Cleric Urges Efforts to Make US Crimes Known Globally
TEHRAN (Tasnim) – A senior Iranian cleric slammed the US government as the Muslim world’s archenemy, calling for attempts to let the whole world know about Washington’s criminal conducts and lack of commitment to treaties.
“If we manage to publicize the US crimes in the world properly, the (Middle East) region’s reactionary states will realize that they will gain nothing from (relations with) the US,” Ayatollah Mohammad Ali Movahedi Kermani said in an address to a gathering of Friday prayer worshippers in Tehran.
Calling for measures to show the US’ true colors to the world by disclosing its crimes, the cleric pointed to Washington’s breach of the Joint Comprehensive Plan of Action (JCPOA), a nuclear agreement between Tehran and the Group 5+1 (Russia, China, the US, Britain, France and Germany), and its refusal to lift anti-Iran sanctions under the accord.
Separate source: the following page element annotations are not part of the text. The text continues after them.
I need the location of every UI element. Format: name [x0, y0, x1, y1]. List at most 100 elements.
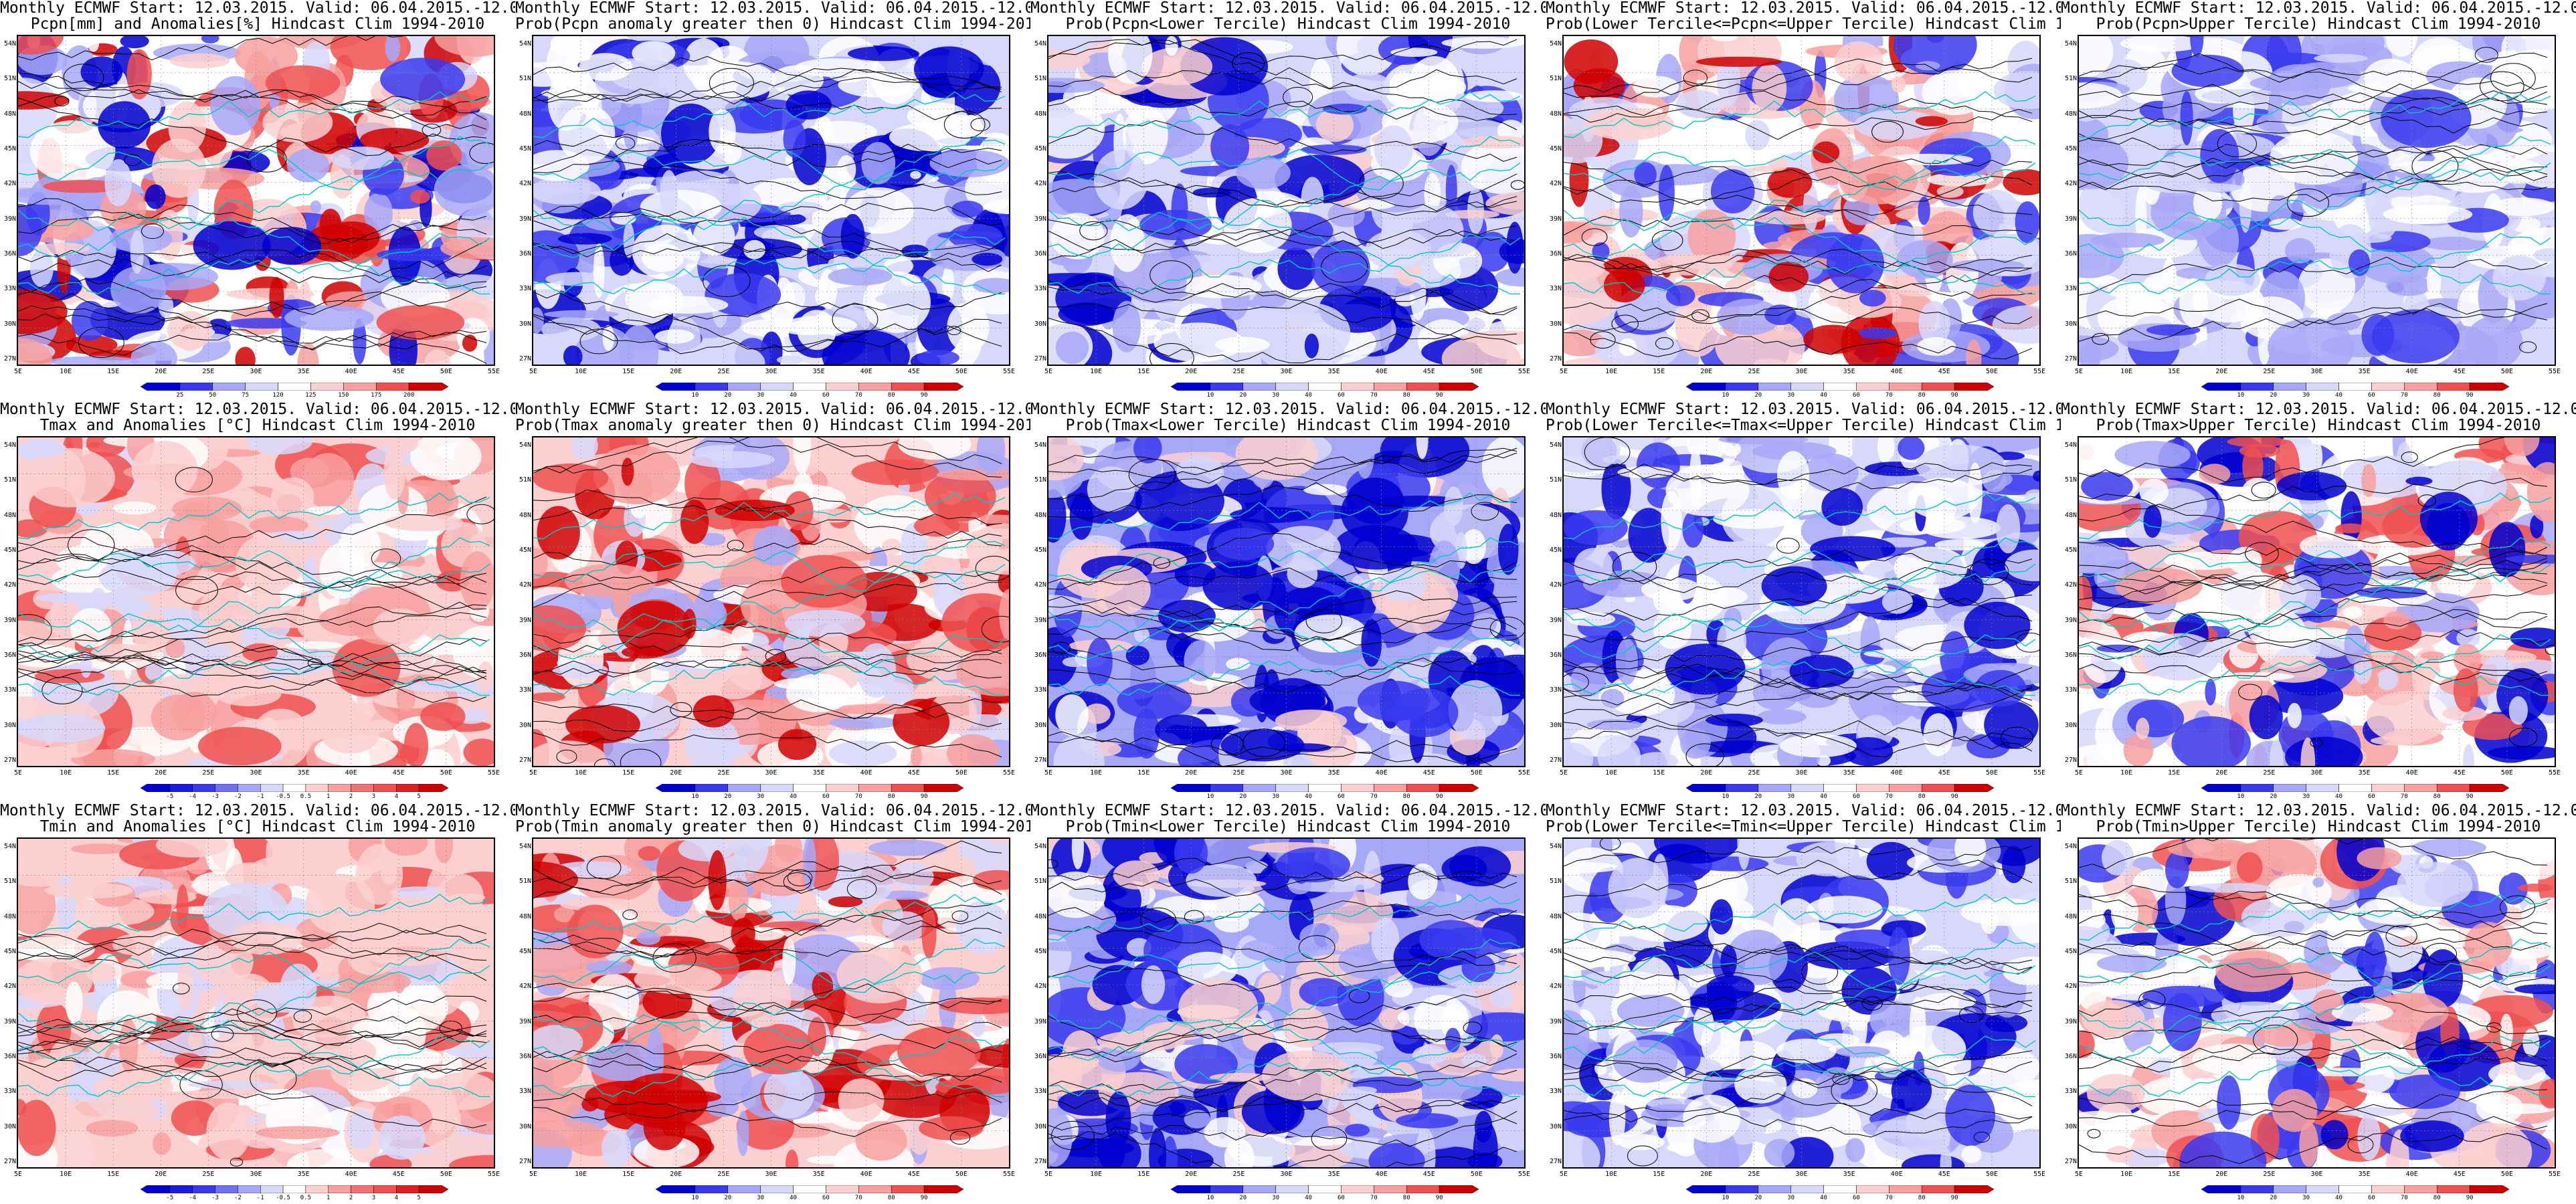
colorbar: [141, 383, 448, 391]
lat-tick-label: 27N: [3, 757, 16, 764]
lon-tick-label: 45E: [392, 1171, 405, 1178]
lat-tick-label: 42N: [1034, 180, 1046, 188]
lon-tick-label: 45E: [2453, 769, 2466, 777]
lon-tick-label: 10E: [1605, 368, 1618, 375]
lon-tick-label: 30E: [1795, 769, 1808, 777]
colorbar-swatch: [826, 784, 859, 792]
colorbar-swatch: [396, 1185, 420, 1193]
panel-title-line2: Prob(Pcpn anomaly greater then 0) Hindca…: [515, 15, 1044, 33]
lat-tick-label: 30N: [1549, 721, 1562, 729]
colorbar-swatch: [760, 784, 794, 792]
colorbar-label: 60: [1338, 1195, 1345, 1201]
lon-tick-label: 10E: [2120, 1171, 2133, 1178]
colorbar-swatch: [169, 784, 193, 792]
lat-tick-label: 51N: [2064, 476, 2077, 484]
lat-tick-label: 36N: [1549, 1053, 1562, 1060]
lat-tick-label: 54N: [519, 843, 531, 850]
lat-tick-label: 33N: [3, 285, 16, 293]
lat-tick-label: 30N: [519, 721, 531, 729]
lat-tick-label: 45N: [519, 948, 531, 955]
lat-tick-label: 51N: [3, 75, 16, 83]
colorbar-swatch: [1243, 383, 1276, 391]
map-field: [1564, 839, 2039, 1167]
lat-tick-label: 30N: [519, 320, 531, 328]
map-field: [18, 36, 494, 365]
lat-tick-label: 39N: [519, 215, 531, 223]
lat-tick-label: 30N: [2064, 721, 2077, 729]
colorbar-swatch: [1856, 383, 1890, 391]
colorbar-label: -3: [211, 793, 219, 800]
colorbar-label: 20: [2270, 392, 2278, 399]
lat-tick-label: 42N: [519, 983, 531, 991]
colorbar-swatch: [1341, 383, 1374, 391]
colorbar-label: 10: [691, 392, 699, 399]
colorbar-swatch: [310, 383, 344, 391]
colorbar: [1686, 1185, 1994, 1193]
panel-title-line1: Monthly ECMWF Start: 12.03.2015. Valid: …: [1030, 0, 1615, 17]
colorbar-swatch: [695, 1185, 729, 1193]
lat-tick-label: 39N: [1549, 1017, 1562, 1025]
colorbar-swatch: [1406, 784, 1440, 792]
lon-tick-label: 25E: [717, 1171, 730, 1178]
lon-tick-label: 45E: [2453, 368, 2466, 375]
map-area: [1047, 35, 1526, 366]
colorbar-swatch: [1439, 383, 1479, 391]
lat-tick-label: 42N: [1034, 983, 1046, 991]
colorbar-label: 175: [371, 392, 382, 399]
lon-tick-label: 35E: [2358, 1171, 2371, 1178]
colorbar-label: 50: [209, 392, 217, 399]
colorbar-label: 90: [1435, 1195, 1443, 1201]
colorbar-label: 40: [1305, 392, 1312, 399]
lat-tick-label: 30N: [519, 1122, 531, 1130]
colorbar-swatch: [2371, 1185, 2405, 1193]
panel-title-line2: Prob(Tmax<Lower Tercile) Hindcast Clim 1…: [1065, 417, 1511, 434]
colorbar-swatch: [1243, 1185, 1276, 1193]
colorbar-swatch: [1954, 784, 1994, 792]
colorbar-label: 70: [2400, 392, 2408, 399]
colorbar-swatch: [305, 1185, 329, 1193]
colorbar-swatch: [1374, 1185, 1407, 1193]
lon-tick-label: 40E: [2405, 1171, 2418, 1178]
colorbar-label: 80: [1402, 793, 1410, 800]
colorbar-swatch: [2469, 383, 2509, 391]
colorbar-swatch: [1308, 1185, 1342, 1193]
lon-tick-label: 5E: [2074, 368, 2084, 375]
colorbar-label: 20: [1754, 392, 1762, 399]
panel-title-line2: Tmax and Anomalies [°C] Hindcast Clim 19…: [39, 417, 476, 434]
lat-tick-label: 51N: [1549, 476, 1562, 484]
lon-tick-label: 55E: [487, 1171, 500, 1178]
colorbar-swatch: [2338, 1185, 2372, 1193]
colorbar-swatch: [1823, 383, 1857, 391]
panel-title-line1: Monthly ECMWF Start: 12.03.2015. Valid: …: [2061, 802, 2576, 819]
colorbar-swatch: [2404, 784, 2437, 792]
colorbar-swatch: [727, 784, 761, 792]
lat-tick-label: 33N: [1034, 686, 1046, 694]
lat-tick-label: 33N: [519, 285, 531, 293]
lat-tick-label: 42N: [1549, 581, 1562, 589]
colorbar-label: 90: [1950, 392, 1958, 399]
colorbar-swatch: [2306, 784, 2339, 792]
colorbar-swatch: [2436, 383, 2470, 391]
lat-tick-label: 39N: [1549, 616, 1562, 624]
colorbar-swatch: [343, 383, 377, 391]
colorbar-swatch: [793, 784, 826, 792]
lon-tick-label: 20E: [155, 368, 167, 375]
colorbar-swatch: [141, 383, 181, 391]
map-area: [17, 436, 495, 767]
colorbar-swatch: [2240, 383, 2274, 391]
panel-title-line2: Prob(Lower Tercile<=Pcpn<=Upper Tercile)…: [1546, 15, 2139, 33]
lat-tick-label: 27N: [1034, 757, 1046, 764]
lat-tick-label: 48N: [2064, 110, 2077, 118]
lon-tick-label: 25E: [1232, 1171, 1245, 1178]
lat-tick-label: 51N: [519, 878, 531, 886]
colorbar-swatch: [656, 383, 696, 391]
lat-tick-label: 27N: [2064, 1158, 2077, 1165]
lon-tick-label: 40E: [2405, 368, 2418, 375]
lon-tick-label: 25E: [2263, 1171, 2276, 1178]
colorbar-label: 60: [822, 392, 830, 399]
colorbar-swatch: [1171, 784, 1211, 792]
panel-title-line1: Monthly ECMWF Start: 12.03.2015. Valid: …: [1546, 0, 2130, 17]
colorbar-label: 60: [1853, 793, 1860, 800]
lon-tick-label: 5E: [529, 769, 538, 777]
colorbar-label: 150: [338, 392, 349, 399]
The JCPOA did not yield any results, and it became clear that the US lies and does not honor commitments, Ayatollah Movahedi Kermani deplored.
He also emphasized that Iran needs to resolve its problems by relying on domestic capabilities, stressing that the US would never help the country settle its woes.
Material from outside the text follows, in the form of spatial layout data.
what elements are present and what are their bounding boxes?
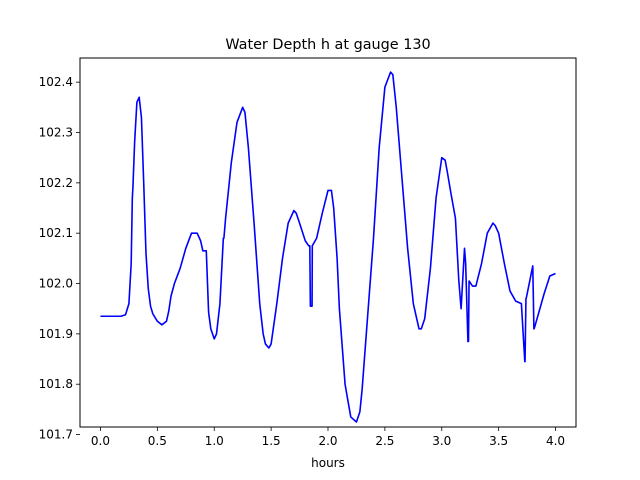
x-tick-label: 3.5	[489, 434, 508, 448]
chart-title: Water Depth h at gauge 130	[225, 37, 430, 53]
series-layer	[100, 71, 556, 423]
y-tick-label: 101.7	[39, 428, 73, 442]
y-tick-label: 102.0	[39, 277, 73, 291]
x-tick-label: 0.0	[91, 434, 110, 448]
x-tick-label: 1.5	[262, 434, 281, 448]
x-tick-label: 4.0	[546, 434, 565, 448]
y-tick-label: 102.4	[39, 75, 73, 89]
x-tick-label: 1.0	[205, 434, 224, 448]
y-tick-label: 102.3	[39, 126, 73, 140]
y-axis: 101.7 101.8 101.9 102.0 102.1 102.2 102.3 102.4	[39, 75, 80, 442]
x-axis: 0.0 0.5 1.0 1.5 2.0 2.5 3.0 3.5 4.0	[91, 427, 565, 448]
x-tick-label: 0.5	[148, 434, 167, 448]
series-line-0	[100, 71, 556, 423]
x-axis-label: hours	[311, 456, 345, 470]
y-tick-label: 102.1	[39, 226, 73, 240]
x-tick-label: 2.5	[375, 434, 394, 448]
y-tick-label: 101.8	[39, 377, 73, 391]
x-tick-label: 2.0	[318, 434, 337, 448]
y-tick-label: 102.2	[39, 176, 73, 190]
x-tick-label: 3.0	[432, 434, 451, 448]
y-tick-label: 101.9	[39, 327, 73, 341]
His comments came after Leader of the Islamic Revolution Ayatollah Seyed Ali Khamenei reiterated on Wednesday that negotiating with the US government will not resolve Iran’s problems, but will aggravate them.
“We need to solve problems by ourselves through reliance on the local capabilities and young forces,” the Leader said.
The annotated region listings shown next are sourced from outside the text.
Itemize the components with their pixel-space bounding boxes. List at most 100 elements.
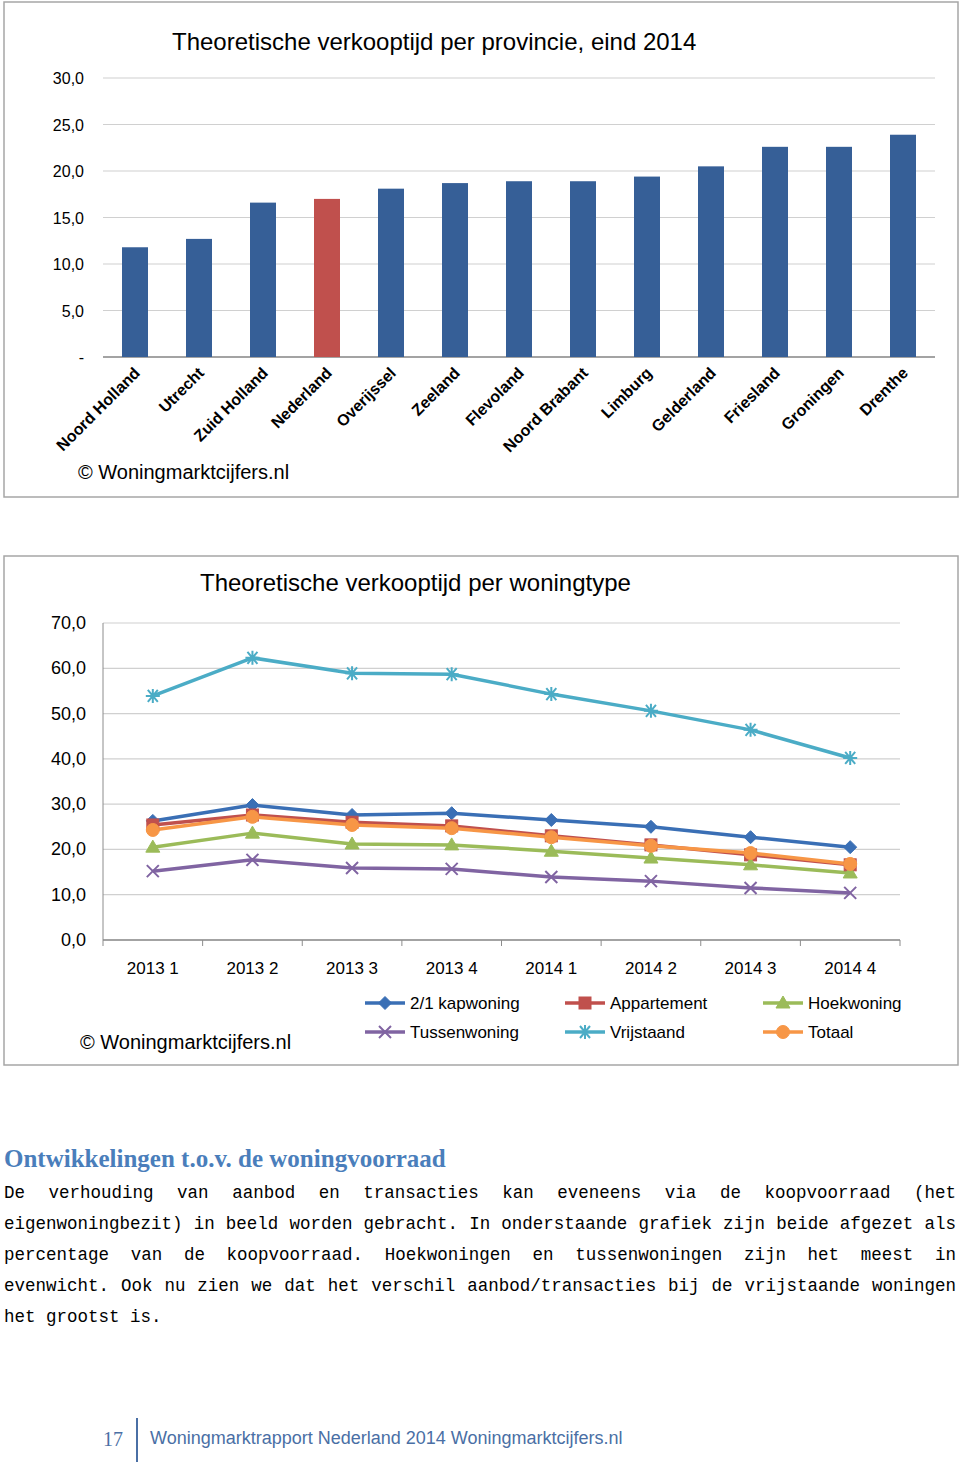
marker-star bbox=[345, 666, 359, 680]
x-tick-label: 2014 3 bbox=[725, 959, 777, 978]
x-tick-label: Overijssel bbox=[333, 364, 399, 430]
marker-star bbox=[578, 1025, 592, 1039]
marker-diamond bbox=[545, 813, 558, 826]
y-tick-label: 5,0 bbox=[62, 303, 84, 320]
data-group bbox=[122, 135, 916, 357]
x-tick bbox=[202, 940, 203, 946]
y-tick-label: 60,0 bbox=[51, 658, 86, 678]
chart-frame bbox=[4, 556, 958, 1065]
legend-label: Tussenwoning bbox=[410, 1023, 519, 1042]
marker-circle bbox=[777, 1026, 790, 1039]
y-tick-label: 40,0 bbox=[51, 749, 86, 769]
bar bbox=[698, 166, 724, 357]
marker-circle bbox=[844, 857, 857, 870]
marker-star bbox=[644, 704, 658, 718]
marker-square bbox=[579, 997, 591, 1009]
charts-canvas: Theoretische verkooptijd per provincie, … bbox=[0, 0, 960, 1464]
x-tick bbox=[800, 940, 801, 946]
x-tick-label: 2013 4 bbox=[426, 959, 478, 978]
footer-divider bbox=[136, 1418, 138, 1462]
chart-line: Theoretische verkooptijd per woningtype ©… bbox=[4, 556, 958, 1065]
x-tick bbox=[401, 940, 402, 946]
marker-x bbox=[745, 882, 757, 894]
x-tick bbox=[501, 940, 502, 946]
y-tick-label: 70,0 bbox=[51, 613, 86, 633]
y-tick-label: 15,0 bbox=[53, 210, 84, 227]
y-tick-label: 0,0 bbox=[61, 930, 86, 950]
x-tick-label: Utrecht bbox=[155, 364, 207, 416]
legend-label: Appartement bbox=[610, 994, 708, 1013]
chart-title: Theoretische verkooptijd per provincie, … bbox=[172, 28, 696, 55]
marker-diamond bbox=[844, 841, 857, 854]
marker-star bbox=[744, 723, 758, 737]
marker-star bbox=[146, 689, 160, 703]
marker-x bbox=[545, 871, 557, 883]
grid-line bbox=[103, 622, 900, 623]
marker-circle bbox=[445, 822, 458, 835]
marker-circle bbox=[744, 847, 757, 860]
x-tick-label: 2014 2 bbox=[625, 959, 677, 978]
bar bbox=[826, 147, 852, 357]
marker-x bbox=[246, 854, 258, 866]
bar bbox=[314, 199, 340, 357]
legend: 2/1 kapwoning Appartement Hoekwoning Tussen… bbox=[365, 994, 902, 1042]
marker-x bbox=[379, 1026, 391, 1038]
grid-line bbox=[103, 124, 935, 125]
x-tick bbox=[900, 940, 901, 946]
marker-triangle bbox=[544, 844, 558, 856]
x-tick bbox=[601, 940, 602, 946]
marker-x bbox=[147, 865, 159, 877]
x-tick-label: Groningen bbox=[778, 364, 847, 433]
x-tick-label: Noord Brabant bbox=[500, 364, 592, 456]
bar bbox=[186, 239, 212, 357]
marker-star bbox=[544, 687, 558, 701]
bar bbox=[570, 181, 596, 357]
x-tick bbox=[700, 940, 701, 946]
x-tick-label: Gelderland bbox=[648, 364, 719, 435]
chart-title: Theoretische verkooptijd per woningtype bbox=[200, 569, 631, 596]
chart-bar: Theoretische verkooptijd per provincie, … bbox=[4, 2, 958, 497]
section-heading: Ontwikkelingen t.o.v. de woningvoorraad bbox=[4, 1145, 956, 1173]
x-tick-label: 2013 1 bbox=[127, 959, 179, 978]
marker-circle bbox=[545, 831, 558, 844]
marker-x bbox=[346, 862, 358, 874]
x-tick-label: 2014 4 bbox=[824, 959, 876, 978]
series-line bbox=[153, 658, 850, 758]
series-line bbox=[153, 817, 850, 864]
marker-triangle bbox=[445, 838, 459, 850]
bar bbox=[890, 135, 916, 357]
chart-frame bbox=[4, 2, 958, 497]
marker-circle bbox=[644, 839, 657, 852]
marker-star bbox=[843, 751, 857, 765]
series-line bbox=[153, 815, 850, 865]
x-tick-label: Zeeland bbox=[408, 364, 463, 419]
x-tick-label: Noord Holland bbox=[53, 364, 143, 454]
legend-label: Hoekwoning bbox=[808, 994, 902, 1013]
x-tick-label: Flevoland bbox=[462, 364, 527, 429]
y-axis-line bbox=[103, 623, 104, 940]
bar bbox=[506, 181, 532, 357]
copyright-note: © Woningmarktcijfers.nl bbox=[80, 1031, 291, 1053]
footer: 17 Woningmarktrapport Nederland 2014 Woni… bbox=[103, 1418, 623, 1462]
marker-star bbox=[245, 651, 259, 665]
y-tick-label: 20,0 bbox=[51, 839, 86, 859]
x-tick-label: Drenthe bbox=[856, 364, 911, 419]
page-number: 17 bbox=[103, 1428, 123, 1450]
grid-line bbox=[103, 170, 935, 171]
legend-label: 2/1 kapwoning bbox=[410, 994, 520, 1013]
y-tick-label: 30,0 bbox=[51, 794, 86, 814]
footer-text: Woningmarktrapport Nederland 2014 Woning… bbox=[150, 1428, 623, 1448]
y-tick-label: 25,0 bbox=[53, 117, 84, 134]
y-tick-label: 30,0 bbox=[53, 70, 84, 87]
grid-line bbox=[103, 804, 900, 805]
copyright-note: © Woningmarktcijfers.nl bbox=[78, 461, 289, 483]
bar bbox=[250, 203, 276, 357]
legend-label: Totaal bbox=[808, 1023, 853, 1042]
marker-x bbox=[446, 863, 458, 875]
x-tick-label: 2013 2 bbox=[226, 959, 278, 978]
y-tick-label: 10,0 bbox=[53, 256, 84, 273]
legend-label: Vrijstaand bbox=[610, 1023, 685, 1042]
x-tick-label: Friesland bbox=[721, 364, 783, 426]
x-tick-label: 2013 3 bbox=[326, 959, 378, 978]
marker-circle bbox=[346, 818, 359, 831]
The wrong and “very dangerous” notion that détente with the US would resolve Iran’s problems can be proved false with detailed reasoning, Ayatollah Khamenei underlined, referring to the US violations of the JCPOA as a glaring example of falsehood of that concept.
Tehran and the Group 5+1 (also known as E3+3) on July 14, 2015, reached a conclusion over the text of the JCPOA.
The accord took effect in January and was supposed to terminate all nuclear-related sanctions against Iran all at once, but its implementation has been hampered mainly due to US policies.